Maior necrópole subterrânea do mundo, Catacumbas de Paris fecham por seis meses para restauração
As Catacumbas de Paris, um dos pontos turísticos mais enigmáticos da capital francesa, fecharam suas portas ao público nesta segunda-feira (3) para uma reforma completa que deve durar cerca de seis meses. O objetivo é preservar o espaço, modernizar suas instalações e renovar a cenografia, sem perder o caráter autêntico e sombrio que atrai cerca de 600 mil visitantes por ano.
As Catacumbas de Paris, um dos pontos turísticos mais enigmáticos da capital francesa, fecharam suas portas ao público nesta segunda-feira (3) para uma reforma completa que deve durar cerca de seis meses. O objetivo é preservar o espaço, modernizar suas instalações e renovar a cenografia, sem perder o caráter autêntico e sombrio que atrai cerca de 600 mil visitantes por ano.
Localizadas a cerca de 20 metros abaixo do solo no centro da capital francesa, as catacumbas ocupam antigos túneis de pedreiras escavadas desde o século XII para extração de calcário. A partir de 1786, esses túneis começaram a receber os restos mortais de milhões de parisienses, transferidos de cemitérios superlotados como o dos Santos Inocentes, que era localizado no centro de Paris, e chegou a provocar problemas sanitários graves na capital.
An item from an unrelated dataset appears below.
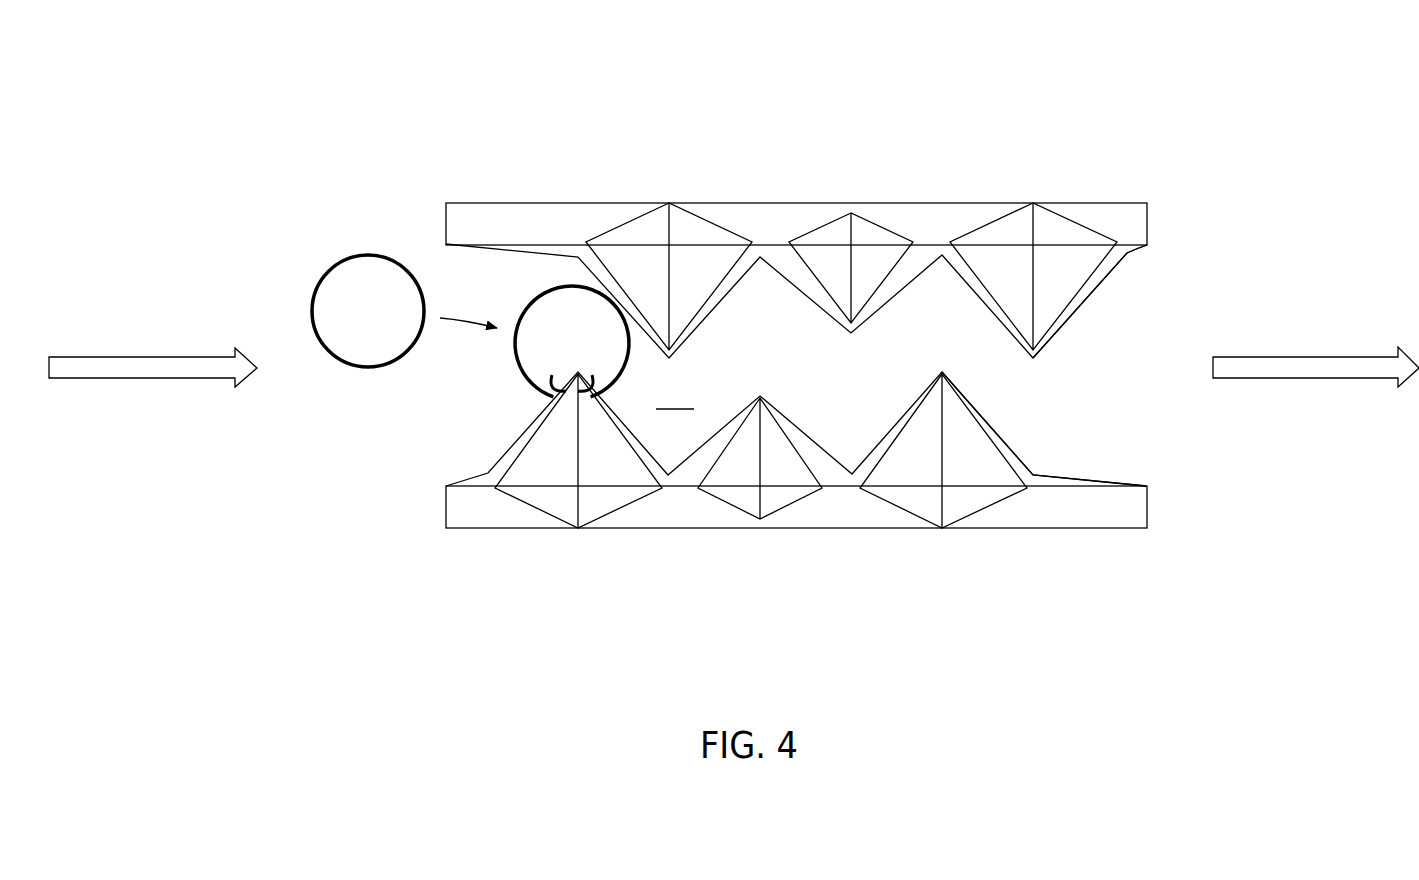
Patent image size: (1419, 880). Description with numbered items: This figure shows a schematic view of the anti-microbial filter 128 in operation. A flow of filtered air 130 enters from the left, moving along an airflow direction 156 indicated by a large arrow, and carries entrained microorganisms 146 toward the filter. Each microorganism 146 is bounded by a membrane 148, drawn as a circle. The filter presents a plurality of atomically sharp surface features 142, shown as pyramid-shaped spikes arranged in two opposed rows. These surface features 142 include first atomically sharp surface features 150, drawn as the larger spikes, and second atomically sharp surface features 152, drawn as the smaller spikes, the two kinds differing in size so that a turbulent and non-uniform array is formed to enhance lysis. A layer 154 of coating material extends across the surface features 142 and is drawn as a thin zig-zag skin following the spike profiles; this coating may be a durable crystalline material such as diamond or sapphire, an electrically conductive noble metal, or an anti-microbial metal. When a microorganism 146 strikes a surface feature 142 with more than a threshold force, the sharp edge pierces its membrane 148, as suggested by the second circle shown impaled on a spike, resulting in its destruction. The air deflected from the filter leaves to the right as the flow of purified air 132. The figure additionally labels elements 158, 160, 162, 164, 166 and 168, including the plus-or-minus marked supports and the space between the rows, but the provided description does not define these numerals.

Atualmente, o ossuário subterrâneo abriga os restos de mais de seis milhões de pessoas, organizados em paredes de crânios e ossos dispostos de forma artística e simbólica. O local foi aberto ao público em 1809 e desde então se tornou uma atração turística única, misturando história, arte e reflexão sobre a finitude da vida.
Por que fechar agora?
Nessas galerias, a alta umidade (cerca de 90%) favorece o desenvolvimento de micro-organismos que se acumulam aos poucos sobre os ossos e comprometem a conservação dos restos mortais. A atmosfera das catacumbas também é alterada pelas bactérias e pelo dióxido de carbono liberado pelos cerca de 600 mil visitantes anuais.
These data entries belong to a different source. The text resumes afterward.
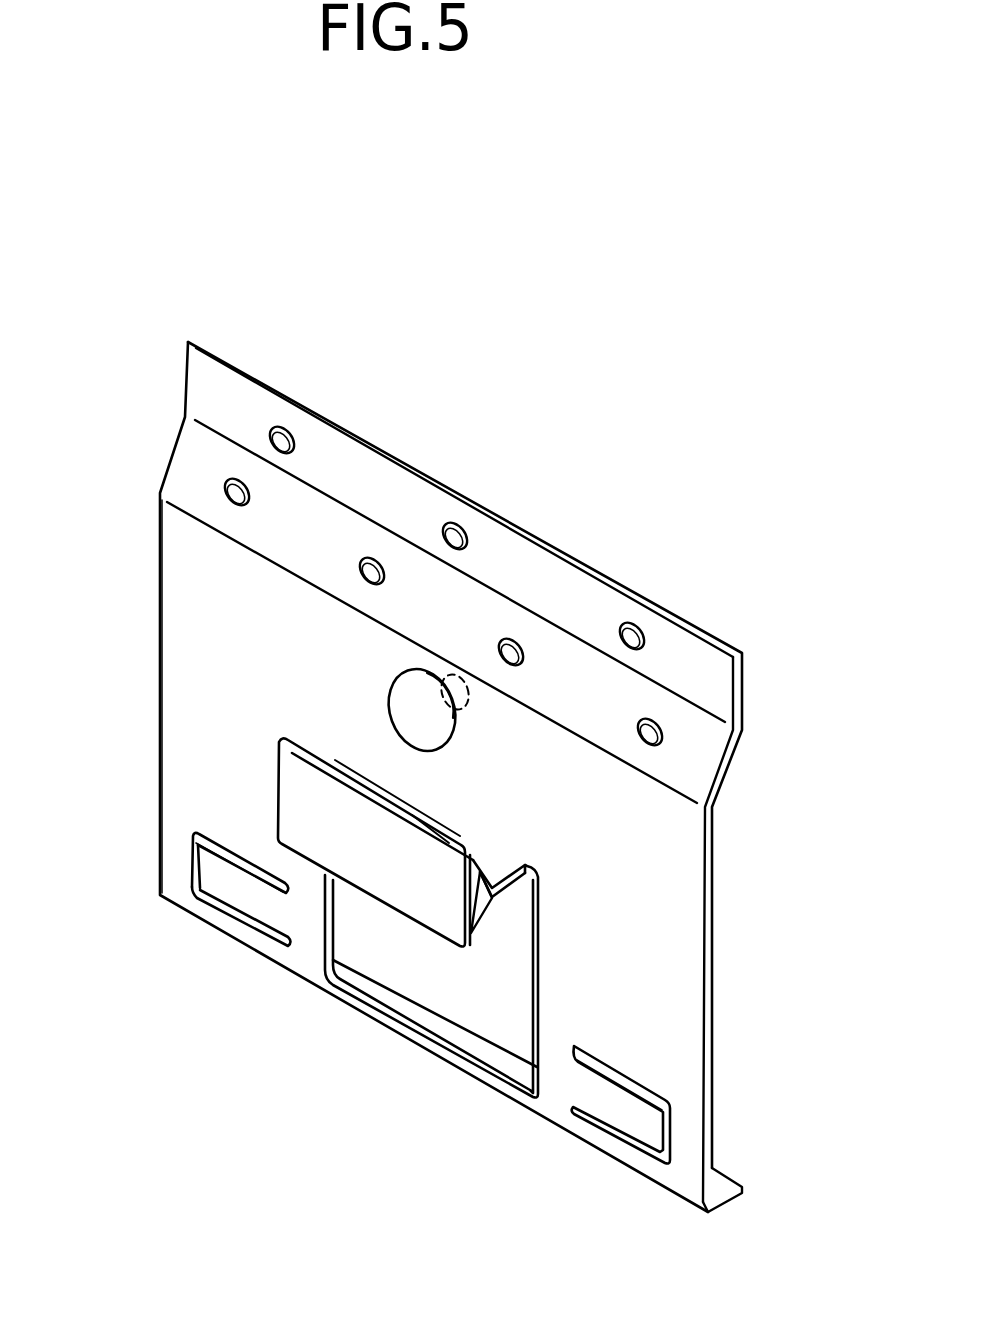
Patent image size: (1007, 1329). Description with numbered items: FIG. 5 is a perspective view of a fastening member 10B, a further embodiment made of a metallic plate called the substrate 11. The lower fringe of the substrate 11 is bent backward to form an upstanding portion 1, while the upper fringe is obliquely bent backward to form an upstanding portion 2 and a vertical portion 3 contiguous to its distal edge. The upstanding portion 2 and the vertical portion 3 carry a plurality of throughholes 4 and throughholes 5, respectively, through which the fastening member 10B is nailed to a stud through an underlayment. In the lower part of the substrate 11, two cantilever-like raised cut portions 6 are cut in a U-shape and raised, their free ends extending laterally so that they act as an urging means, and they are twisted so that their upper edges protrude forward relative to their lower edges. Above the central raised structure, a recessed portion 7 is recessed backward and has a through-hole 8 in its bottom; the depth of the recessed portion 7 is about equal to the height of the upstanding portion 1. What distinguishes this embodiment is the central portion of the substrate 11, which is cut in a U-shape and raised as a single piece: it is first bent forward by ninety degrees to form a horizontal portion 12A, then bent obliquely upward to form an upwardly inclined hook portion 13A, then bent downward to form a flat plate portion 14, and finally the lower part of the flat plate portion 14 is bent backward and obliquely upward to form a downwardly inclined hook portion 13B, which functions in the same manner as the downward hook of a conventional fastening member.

The fastening member 10B is at (735, 397).
The upstanding portion 1 is at (720, 1180).
The upstanding portion 2 is at (697, 753).
The vertical portion 3 is at (710, 677).
The throughholes 4 is at (377, 563).
The throughholes 5 is at (457, 530).
The raised cut portions 6 is at (217, 877).
The recessed portion 7 is at (407, 698).
The through-hole 8 is at (452, 668).
The substrate 11 is at (660, 967).
The horizontal portion 12A is at (500, 862).
The upwardly inclined hook portion 13A is at (480, 860).
The downwardly inclined hook portion 13B is at (478, 908).
The flat plate portion 14 is at (323, 815).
A reforma inclui a modernização do sistema de ventilação, da iluminação e da rede elétrica. "Se não quisermos virar uma nova caverna de Lascaux [famosa caverna pré-histórica localizada no sudoeste da França, conhecida por suas pinturas rupestres], precisamos tomar medidas radicais", explica Isabelle Knafou, administradora do local.
A caverna de Lascaux foi fechada ao público em 1963, após os visitantes começarem a danificar as obras com a respiração e o calor corporal, o que provocou o surgimento de fungos e bactérias nas paredes. Desde então, o local se tornou um símbolo da necessidade de preservar patrimônios históricos vulneráveis.
Além da modernização das instalações técnicas, será apresentada aos visitantes uma nova cenografia para as Catacumbas de Paris, segundo Hélène Furminieux, responsável pela comunicação e pelo atendimento ao público. Tudo isso sem trair o espírito "autêntico" e até "um pouco rústico" do lugar, acrescenta Knafou.
Os materiais necessários para a obra serão transportados pelos mesmos poços usados na Idade Média para extrair pedras, e mais tarde, nos séculos XVIII e XIX, para descer os ossos. O custo total da reforma está estimado em € 5,5 milhões (quase R$ 34 milhões).